Shape completion, i.e., predicting the complete geometry of an object from a partial observation, is highly relevant for several downstream tasks, most notably robotic manipulation. When basing planning or prediction of real grasps on object shape reconstruction, an indication of severe geometric uncertainty is indispensable. In particular, there can be an irreducible uncertainty in extended regions about the presence of entire object parts when given ambiguous object views. To treat this important case, we propose two novel methods for predicting such uncertain regions as straightforward extensions of any method for predicting local spatial occupancy, one through postprocessing occupancy scores, the other through direct prediction of an uncertainty indicator. We compare these methods together with two known approaches to probabilistic shape completion. Moreover, we generate a dataset, derived from ShapeNet, of realistically rendered depth images of object views with ground-truth annotations for the uncertain regions. We train on this dataset and test each method in shape completion and prediction of uncertain regions for known and novel object instances and on synthetic and real data. While direct uncertainty prediction is by far the most accurate in the segmentation of uncertain regions, both novel methods outperform the two baselines in shape completion and uncertain region prediction, and avoiding the predicted uncertain regions increases the quality of grasps for all tested methods.

Figures (6)

• Figure 1: Shape completion of a mug. Left: If the handle is occluded from the camera view, we predict the uncertain region (red) that contains the handle, resulting from pose ambiguity. The mug is reconstructed in the region not affected by pose ambiguity (gray). Right: If any part of the handle is visible, also the handle is reconstructed, and no uncertain region is predicted.
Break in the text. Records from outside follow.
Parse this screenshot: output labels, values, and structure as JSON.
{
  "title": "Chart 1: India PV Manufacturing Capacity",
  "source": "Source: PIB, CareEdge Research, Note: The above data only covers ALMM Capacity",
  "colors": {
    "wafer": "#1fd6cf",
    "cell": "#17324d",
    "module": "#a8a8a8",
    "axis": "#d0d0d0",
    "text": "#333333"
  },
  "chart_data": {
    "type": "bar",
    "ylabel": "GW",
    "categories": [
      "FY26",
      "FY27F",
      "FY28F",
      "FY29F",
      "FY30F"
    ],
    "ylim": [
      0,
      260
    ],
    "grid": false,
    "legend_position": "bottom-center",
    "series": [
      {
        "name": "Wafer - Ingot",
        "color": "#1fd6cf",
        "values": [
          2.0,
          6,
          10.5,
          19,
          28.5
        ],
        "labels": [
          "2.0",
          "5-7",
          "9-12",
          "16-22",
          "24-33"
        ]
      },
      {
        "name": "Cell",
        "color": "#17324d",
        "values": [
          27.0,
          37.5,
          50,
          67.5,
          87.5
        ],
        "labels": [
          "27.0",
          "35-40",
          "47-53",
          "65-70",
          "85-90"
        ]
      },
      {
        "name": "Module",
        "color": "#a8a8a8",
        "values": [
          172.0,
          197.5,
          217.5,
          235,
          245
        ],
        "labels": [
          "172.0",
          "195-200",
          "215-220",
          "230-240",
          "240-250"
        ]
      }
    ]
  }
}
• Figure 2: Slice of a side view from the predicted occupancy probability grid (a). Using a small lower threshold, a region possibly containing a handle appears behind the mug (light red), but the mug itself is also contained (dark red). Using the gradient of the predicted occupancy probability (b) with its average as upper threshold, this unwanted region can be discarded by only considering the intersection of regions shown in red as uncertain.
• Figure 3: Effect of varying the threshold parameter $\tau$ on IoU for occupied and uncertain region predictions.
• Figure 4: Grasping the mug with an occluded handle without filtering using the predicted uncertain region leads to collision with the handle (left). Discarding grasps that collide with the uncertain region avoids collision and thus improves the grasp quality (right).
• Figure 5: Qualitative sim2real results. From top to bottom: Input point cloud, predicted mesh, ground-truth mesh. From left to right: test datasets $\text{HB}_{\rm pri}$, $\text{HB}_{\rm kin}$, LM, TYOL, $\text{YCBV}_{48}$, $\text{YCBV}_{55}$.